#Sign Language Hand Gesture Recognition with CNN
Built a CNN that recognizes American Sign Language hand gestures from the Sign Language MNIST dataset — 27,455 training images across 25 classes (A-Z minus J and Z). The fun part wasn't getting a model to work. It was getting one that doesn't overfit and actually generalizes.
#The Build
#Dataset
28x28 grayscale images of hand gestures. Ran thorough EDA — class distribution checks, pixel intensity analysis, correlation heatmaps — before touching any model code. Normalized pixels to [0,1] and split 80/20 for training/validation.
#CNN Architecture
Two convolutional layers (32 and 64 filters) with ReLU activation, max pooling after each, flattened into a 128-unit dense layer, and a 25-class softmax output.

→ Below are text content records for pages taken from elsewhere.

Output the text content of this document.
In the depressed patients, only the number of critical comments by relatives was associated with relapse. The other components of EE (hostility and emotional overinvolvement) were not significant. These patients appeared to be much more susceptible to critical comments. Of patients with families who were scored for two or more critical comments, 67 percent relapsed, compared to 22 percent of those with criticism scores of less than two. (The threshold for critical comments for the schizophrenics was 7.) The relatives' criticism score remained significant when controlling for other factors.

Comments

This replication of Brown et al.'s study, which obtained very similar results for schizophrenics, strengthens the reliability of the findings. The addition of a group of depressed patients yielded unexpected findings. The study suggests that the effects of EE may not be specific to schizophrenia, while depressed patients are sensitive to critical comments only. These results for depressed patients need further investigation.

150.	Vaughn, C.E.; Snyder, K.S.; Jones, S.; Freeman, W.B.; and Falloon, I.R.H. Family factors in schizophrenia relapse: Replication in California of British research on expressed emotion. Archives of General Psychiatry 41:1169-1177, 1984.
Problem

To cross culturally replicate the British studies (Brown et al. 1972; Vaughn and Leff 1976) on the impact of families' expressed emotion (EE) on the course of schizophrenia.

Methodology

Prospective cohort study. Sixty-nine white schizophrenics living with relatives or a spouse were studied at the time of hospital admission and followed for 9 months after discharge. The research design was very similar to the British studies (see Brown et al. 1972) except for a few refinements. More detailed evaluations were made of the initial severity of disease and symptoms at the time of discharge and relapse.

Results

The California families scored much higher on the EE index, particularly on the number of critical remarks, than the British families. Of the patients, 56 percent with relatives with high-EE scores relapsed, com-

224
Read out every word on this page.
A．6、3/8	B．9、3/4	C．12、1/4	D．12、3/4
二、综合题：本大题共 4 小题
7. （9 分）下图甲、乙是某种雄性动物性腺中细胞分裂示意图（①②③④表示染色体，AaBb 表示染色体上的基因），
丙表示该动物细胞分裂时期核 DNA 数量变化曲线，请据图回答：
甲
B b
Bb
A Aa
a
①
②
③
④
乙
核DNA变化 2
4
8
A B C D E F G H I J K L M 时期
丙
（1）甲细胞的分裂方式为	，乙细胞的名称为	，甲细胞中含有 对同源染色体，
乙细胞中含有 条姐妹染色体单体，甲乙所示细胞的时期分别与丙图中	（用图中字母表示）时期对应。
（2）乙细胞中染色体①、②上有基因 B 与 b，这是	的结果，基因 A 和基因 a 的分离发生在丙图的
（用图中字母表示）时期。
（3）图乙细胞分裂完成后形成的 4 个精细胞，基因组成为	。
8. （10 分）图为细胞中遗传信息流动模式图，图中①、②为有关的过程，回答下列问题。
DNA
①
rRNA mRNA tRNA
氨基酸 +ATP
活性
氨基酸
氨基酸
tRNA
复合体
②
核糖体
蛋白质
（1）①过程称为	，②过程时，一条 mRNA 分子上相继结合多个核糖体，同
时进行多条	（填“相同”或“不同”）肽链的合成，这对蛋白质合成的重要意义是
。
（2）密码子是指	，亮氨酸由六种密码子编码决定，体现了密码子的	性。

Simple and effective.
#Fighting Overfitting
The initial model overfit fast. Fixed it three ways:
- Dropout layers — forced the network to not rely on any single neuron
- Data augmentation — rotation, width/height shifts, zoom via ImageDataGenerator
- Early stopping — monitors val_loss, stops after 3 epochs without improvement, restores best weights
#Results
- Test accuracy: 99.75%
- Test loss: 0.0134
- The augmentation + dropout combo was the difference between a model that memorizes and one that understands
#Deployment
Built a Flask web app with HTML templates so users can upload images and get real-time predictions. Saved trained models as .h5 files (both base and augmented versions). Attempted Vercel deployment for broader access.
#Why I Built This
Sign language recognition has real potential for accessibility — bridging communication gaps for deaf and hard-of-hearing communities. This was my way of applying deep learning to something that actually matters beyond accuracy benchmarks.